Chronic kidney disease from a patient perspective

An excerpt from What Is It and How Did I Get It? Early Stage Chronic Kidney Disease.

The symptoms of kidney disease don’t show up until you’ve lost most of your kidney function. That’s when you’ll experience the fatigue that’s not always a result of anemia, the muscle cramps that usually – but not always – present themselves in your calves, nausea, vomiting, appetite loss, easy bruising, itching and the shortness of breath when you exert yourself. If you’re like me, you started feeling them as soon as you read about them, but they weren’t really there. It was a classic case of medical student syndrome. That’s when you are convinced you have the disease (or, in my case, the symptoms) as soon as you learn about it. Actually, according to my nephrologist, I’m probably at least 20 years away from such symptoms. So how do the doctors know I have CKD?

It’s all in the numbers, the numbers of your estimated GFR that is. But what is the GFR, and why is it estimated? Isn’t medicine an exact science? It seems not.

GFR means the Glomerular Filtration Rate. Big help, isn’t it? Filtration Rate sounds easy enough, but what is a Glomerular? The dictionary tells us that filtrate is the part of a liquid that passed through a filter. So, glomerular filtration measures the filtrate from the glomerular. According to The Gale Encyclopedia of Medicine, a glomerular is a small tuft of blood capillaries in the kidney responsible for filtering out waste products. So far, so good. Now, how does this relate to CKD?

It is considered the best indication of measuring kidney function when used as part of a formula that includes age, gender, body size, race and serum creatinine level. Creatinine is a waste product of muscle activity. What actually happens is that our bodies use protein to build muscles and repair themselves. This used protein becomes an amino acid which enters the blood and ends up in the liver where it is once again changed. This time it’s changed into urea which goes through the kidneys into the urine.

The harder the muscles work, the more creatinine that is produced and carried by the blood to the kidneys where it also enters the urine.

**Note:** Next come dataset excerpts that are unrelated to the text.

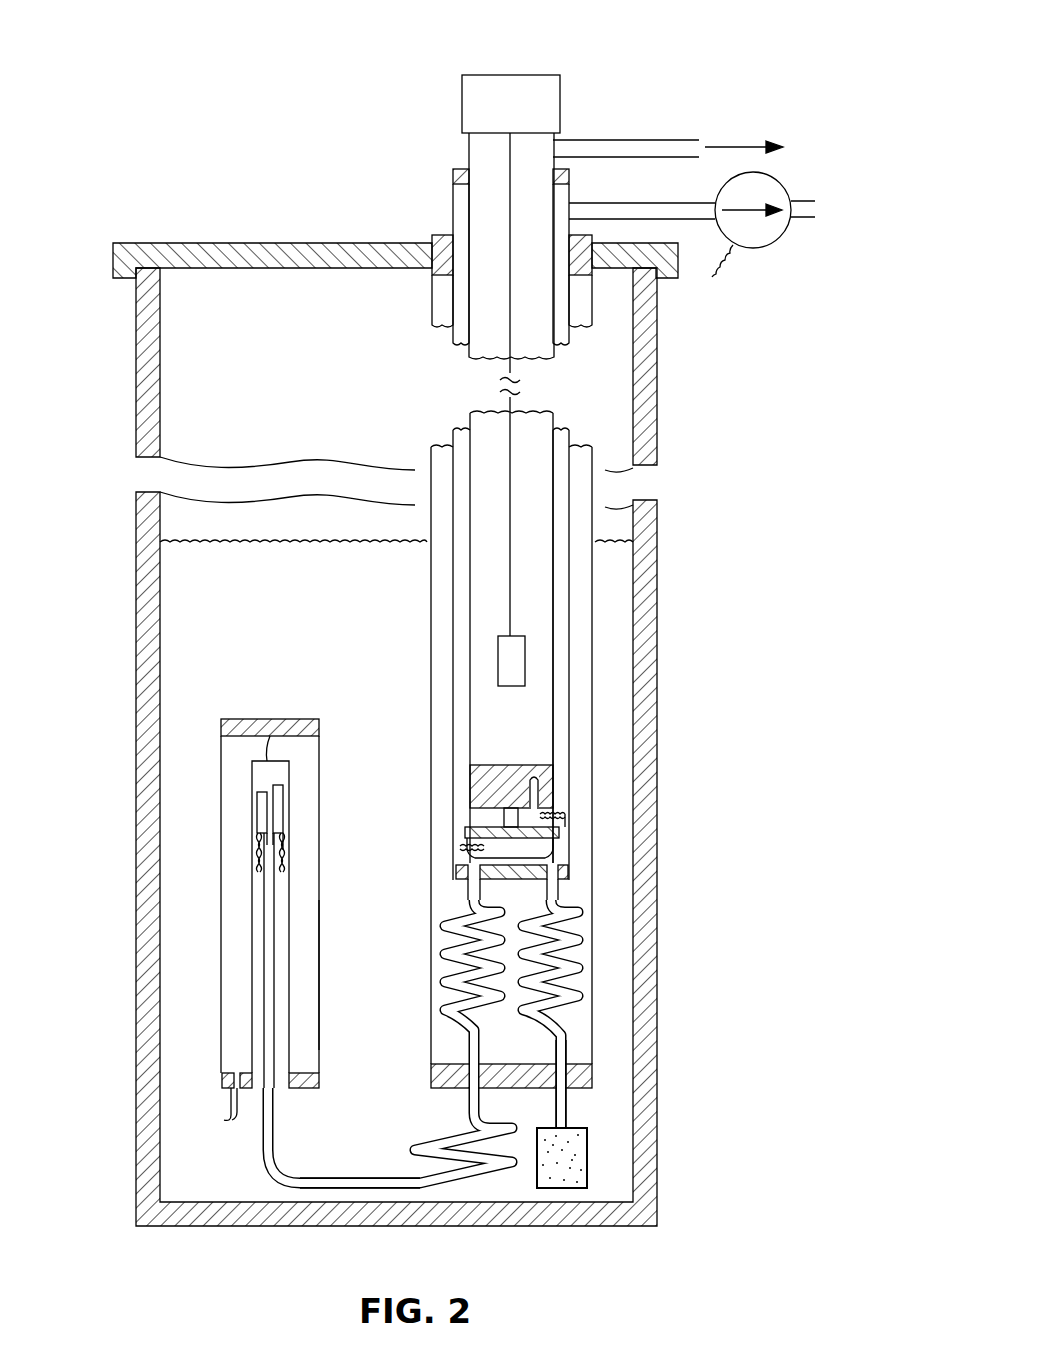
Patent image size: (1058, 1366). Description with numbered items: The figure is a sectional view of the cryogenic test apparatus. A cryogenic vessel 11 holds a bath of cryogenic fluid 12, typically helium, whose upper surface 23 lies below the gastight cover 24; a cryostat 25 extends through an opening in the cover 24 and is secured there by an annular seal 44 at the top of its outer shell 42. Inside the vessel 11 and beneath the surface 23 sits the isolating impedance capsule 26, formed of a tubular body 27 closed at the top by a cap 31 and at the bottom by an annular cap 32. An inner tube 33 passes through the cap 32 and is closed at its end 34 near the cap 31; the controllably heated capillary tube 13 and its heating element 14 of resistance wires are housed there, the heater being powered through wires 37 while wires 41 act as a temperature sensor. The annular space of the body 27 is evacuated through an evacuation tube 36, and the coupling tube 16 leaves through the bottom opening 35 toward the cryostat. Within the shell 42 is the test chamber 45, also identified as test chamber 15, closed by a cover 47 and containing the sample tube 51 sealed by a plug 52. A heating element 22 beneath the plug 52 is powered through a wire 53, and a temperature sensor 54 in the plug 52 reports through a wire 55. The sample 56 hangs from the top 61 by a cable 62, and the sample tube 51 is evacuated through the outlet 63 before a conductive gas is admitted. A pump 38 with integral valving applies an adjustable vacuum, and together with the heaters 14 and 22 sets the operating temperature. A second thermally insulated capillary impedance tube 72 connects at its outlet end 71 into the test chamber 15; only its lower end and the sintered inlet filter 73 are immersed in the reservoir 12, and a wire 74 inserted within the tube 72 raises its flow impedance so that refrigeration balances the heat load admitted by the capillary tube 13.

The cryogenic vessel 11 is at (660, 372).
The cryogenic fluid 12 is at (180, 603).
The capillary tube 13 is at (267, 818).
The heating element 14 is at (278, 807).
The test chamber 15 is at (563, 697).
The coupling tube 16 is at (378, 1177).
The heating element 22 is at (570, 853).
The upper surface 23 is at (266, 542).
The gastight cover 24 is at (182, 243).
The cryostat 25 is at (430, 185).
The isolating impedance capsule 26 is at (341, 722).
The tubular body 27 is at (319, 975).
The cap 31 is at (262, 719).
The annular cap 32 is at (303, 1088).
The inner tube 33 is at (290, 1040).
The closed end 34 is at (272, 760).
The bottom opening 35 is at (258, 1085).
The evacuation tube 36 is at (225, 1118).
The wires 37 is at (287, 852).
The pump 38 is at (782, 248).
The wires 41 is at (258, 857).
The outer shell 42 is at (590, 735).
The annular seal 44 is at (432, 240).
The test chamber 45 is at (572, 592).
The cover 47 is at (458, 882).
The sample tube 51 is at (470, 597).
The plug 52 is at (468, 790).
The wire 53 is at (465, 855).
The temperature sensor 54 is at (535, 790).
The wire 55 is at (565, 828).
The sample 56 is at (522, 655).
The top 61 is at (500, 75).
The cable 62 is at (513, 493).
The outlet 63 is at (650, 140).
The outlet end 71 is at (583, 872).
The second capillary flow impedance tube 72 is at (590, 1005).
The inlet filter 73 is at (588, 1160).
The wire 74 is at (566, 1108).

This in itself is not toxic, but measuring the urea and creatinine shows the level of the clearance of the harmful toxins the body does produce. These harmful toxins do build up if not voided until a certain level is reached which can make us ill. Working kidneys filter this creatinine from your blood. When the blood levels of creatinine rise, you know your kidneys are slowing down. During my research, I discovered that a non-CKD patient’s blood is cleaned about 35 times a day. A CKD patient’s blood is cleaned progressively fewer times a day depending upon the stage of the patient’s disease. In Kathryn Seidick’s, Or You Can Let Him Go, she quotes her son’s doctor, “The word you will come to love or dread, Mr. and Mrs. Seidick, is creatinine. This is a substance constantly secreted by muscles, and its presence in the blood shows better than anything how well the kidney is doing. If the creatinine is low, 0.5 to 1.5, the kidney is doing well; if it is high, the kidney is in trouble.” This book was published in 1984, but Dr. Gruskin’s words are still apt, although he was referring to a child’s creatinine levels. A mature man’s can be between 0.6 to 1.2, and a mature woman’s between 0.5 and 1.0. It can be even lower for children and, as you age, it lowers even more. The more websites I visited, the more variation [albeit very slight] I noticed in acceptable ranges for non-CKD creatinine levels.

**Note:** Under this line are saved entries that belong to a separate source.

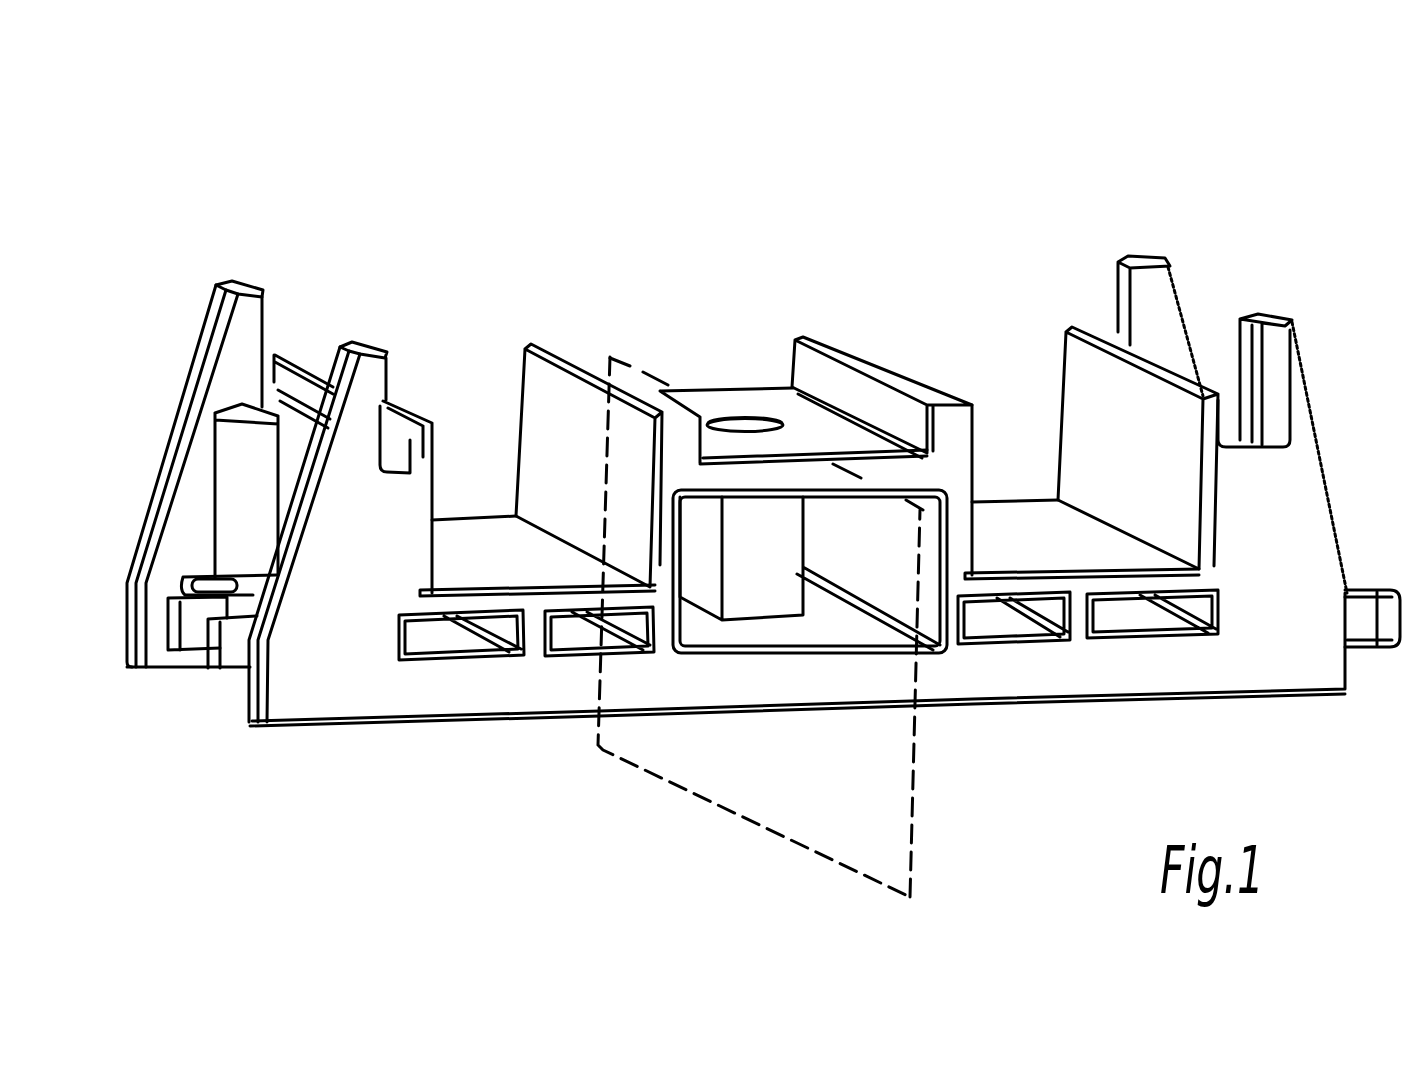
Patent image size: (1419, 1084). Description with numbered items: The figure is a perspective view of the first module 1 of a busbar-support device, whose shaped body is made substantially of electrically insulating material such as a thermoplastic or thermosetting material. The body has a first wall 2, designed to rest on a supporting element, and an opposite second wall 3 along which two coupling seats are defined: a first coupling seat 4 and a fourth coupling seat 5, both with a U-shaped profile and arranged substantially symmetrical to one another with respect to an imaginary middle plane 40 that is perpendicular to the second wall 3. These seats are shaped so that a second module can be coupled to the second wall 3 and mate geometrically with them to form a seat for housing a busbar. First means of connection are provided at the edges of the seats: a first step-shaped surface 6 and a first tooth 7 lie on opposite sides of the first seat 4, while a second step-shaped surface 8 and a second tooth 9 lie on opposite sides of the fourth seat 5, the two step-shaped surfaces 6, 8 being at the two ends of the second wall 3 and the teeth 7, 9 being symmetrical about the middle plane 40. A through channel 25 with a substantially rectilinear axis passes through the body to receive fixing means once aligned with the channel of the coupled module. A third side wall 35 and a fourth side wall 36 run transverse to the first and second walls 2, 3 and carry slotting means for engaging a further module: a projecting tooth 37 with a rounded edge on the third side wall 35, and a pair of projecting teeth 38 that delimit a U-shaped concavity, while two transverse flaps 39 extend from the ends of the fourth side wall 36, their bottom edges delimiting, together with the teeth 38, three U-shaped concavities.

The first module 1 is at (1230, 295).
The first wall 2 is at (1099, 706).
The second wall 3 is at (716, 197).
The first coupling seat 4 is at (470, 540).
The fourth coupling seat 5 is at (1015, 524).
The first step-shaped surface 6 is at (301, 398).
The first tooth 7 is at (555, 352).
The second step-shaped surface 8 is at (1225, 414).
The second tooth 9 is at (838, 345).
The through channel 25 is at (757, 424).
The third side wall 35 is at (1100, 333).
The fourth side wall 36 is at (275, 492).
The projecting tooth 37 is at (1383, 590).
The pair of projecting teeth 38 is at (177, 637).
The transverse flaps 39 is at (165, 470).
The middle plane 40 is at (886, 826).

Once diagnosed, you’ve got to continue monitoring the progress of this disease. I take a blood test and give a random urine sample [that’s the pee in a cup kind] once a year and six months later, another blood test accompanied by a 24 hour urine test and give another random urine sample. Other than that, at this early stage, I follow the renal diet, and try (desperately in my case) to watch my weight including counting calories and exercising daily, whether I want to or not. I should be trying to ingest the Dietary Reference Intake or DRI for vitamins and minerals, but find I often rely on my daily vitamin to do that. If I were a smoker, I would have had to stop. Come to think of it, I was a social smoker, but I think it wouldn’t be fair to tell you how easy it was to quit since I only smoked maybe a pack a month.

I am careful about my blood pressure. Right now, my nephrologist and I, working as a team, are checking it twice a day. That means he tells me to take a reading at 10 a.m. and before dinner at 6 p.m. daily with my home blood pressure equipment and I do it. I found my equipment right in the pharmacy and was surprised that it was both a good brand and not too expensive. I’ve noticed when I’m ill [UTI, flu, etc.], my blood pressure is higher. When I’m not, it’s usually within range, which is about 130/85 for me since I have neither diabetes nor proteinuria. The nephrologist and I are actually watching for low blood pressure since it was too low before my HBP medication was cut in half. My nephrologist is treating me for one aspect of Stage 3. It seems I’m not producing enough Vitamin D, so I now take more Vitamin D supplements.

Gail Rae is author of What Is It and How Did I Get It? Early Stage Chronic Kidney Disease.